Reports indicate that the Trump administration is finding any justification to revoke student visas, including speeding tickets
Universities and students across the United States are reporting the sudden revocation of visas for dozens of international students. In California, Massachusetts, Ohio, Tennessee, Arizona, and other states, international students discovered that their visas were revoked without notice or clear explanation last week, in a nationwide operation that the Trump administration has provided few clear details on.

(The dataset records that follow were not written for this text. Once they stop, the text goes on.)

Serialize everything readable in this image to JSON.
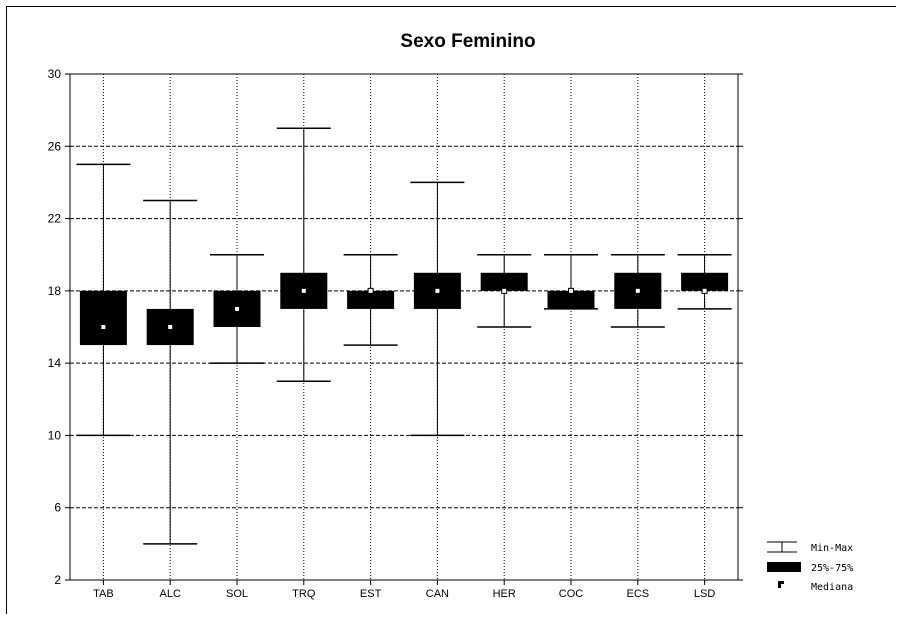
{
  "chart_data": {
    "type": "box",
    "title": "Sexo Feminino",
    "xlabel": "",
    "ylabel": "",
    "ylim": [
      2,
      30
    ],
    "yticks": [
      2,
      6,
      10,
      14,
      18,
      22,
      26,
      30
    ],
    "grid": "dashed horizontal and dotted vertical",
    "legend_position": "bottom-right",
    "legend": {
      "minmax": "Min-Max",
      "iqr": "25%-75%",
      "median": "Mediana"
    },
    "categories": [
      "TAB",
      "ALC",
      "SOL",
      "TRQ",
      "EST",
      "CAN",
      "HER",
      "COC",
      "ECS",
      "LSD"
    ],
    "series": [
      {
        "category": "TAB",
        "min": 10,
        "q1": 15,
        "median": 16,
        "q3": 18,
        "max": 25
      },
      {
        "category": "ALC",
        "min": 4,
        "q1": 15,
        "median": 16,
        "q3": 17,
        "max": 23
      },
      {
        "category": "SOL",
        "min": 14,
        "q1": 16,
        "median": 17,
        "q3": 18,
        "max": 20
      },
      {
        "category": "TRQ",
        "min": 13,
        "q1": 17,
        "median": 18,
        "q3": 19,
        "max": 27
      },
      {
        "category": "EST",
        "min": 15,
        "q1": 17,
        "median": 18,
        "q3": 18,
        "max": 20
      },
      {
        "category": "CAN",
        "min": 10,
        "q1": 17,
        "median": 18,
        "q3": 19,
        "max": 24
      },
      {
        "category": "HER",
        "min": 16,
        "q1": 18,
        "median": 18,
        "q3": 19,
        "max": 20
      },
      {
        "category": "COC",
        "min": 17,
        "q1": 17,
        "median": 18,
        "q3": 18,
        "max": 20
      },
      {
        "category": "ECS",
        "min": 16,
        "q1": 17,
        "median": 18,
        "q3": 19,
        "max": 20
      },
      {
        "category": "LSD",
        "min": 17,
        "q1": 18,
        "median": 18,
        "q3": 19,
        "max": 20
      }
    ],
    "colors": {
      "box": "#000000",
      "median": "#ffffff",
      "grid": "#000000",
      "background": "#ffffff"
    }
  }
}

Traffic violations used as pretext
Some students report having their visa revoked over an offense as minor as a speeding ticket. “The government seems to be revoking visas and arresting and deporting students based on interactions that are too minor to have been of any interest in the past,” Ahilan T. Arulanantham, Faculty Co-Director of the Center for Immigration Law and Policy at the UCLA School of Law, told The Los Angeles Times. “People with a reckless driving ticket and who then completed the driver’s training, for example. In some cases I have seen, there is not even a criminal charge or arrest, but only a citation.”
With no word from the Trump administration, international students across the country have taken to creating a data sheet to self-report their visa revocations. According to reporting by The Guardian, students at over 50 universities across the US reported that their student visas were canceled around April 4.
Major universities impacted
The recent wave of visa revocations have impacted students at several major institutions in California: UCLA, UC Berkeley, UC Santa Cruz, and Stanford, among others. International students at several other universities have also seen their visas revoked by the Trump administration, including at Arizona State University, Harvard University, Columbia University, the University of Tennessee, among others.
Last month, Marco Rubio bragged at a press conference that he had revoked the visas of over 300 international students, specifically for pro-Palestine protest activity. “It might be more than 300 at this point. We do it every day. Every time I find one of these lunatics, I take away their visa,” Rubio said at the press conference, which took place in Guyana on March 27.
AI surveillance fuels “Catch and Revoke” program
This recent wave of visa revocations has also renewed alarm about the State Department’s “Catch and Revoke” program. The controversial approach uses AI to scour the social media of visa holders, determining whether they show support for US-designated terrorist groups such as Hamas, which the Trump administration has used as an excuse to crack down on pro-Palestine protests. According to Faiza Patel of the Brennan Center for Justice, such a program would be prone to “rudimentary mistakes.”
There is broad concern that the Trump administration is using social media to target pro-Palestine students. Journalist Ken Klippenstein reported on March 28 that he had obtained a “sensitive” State Department directive, issued by Marco Rubio, which enforces a “social media review” of new and returning student visa applicants for evidence of “advocating for, sympathizing with, or persuading others to endorse or espouse terrorist activities or support” for terrorist organizations. Specific reference is made in the document to students who participate in “pro-Hamas events,” which is how Rubio and other Trump administration officials have referred to pro-Palestine protests.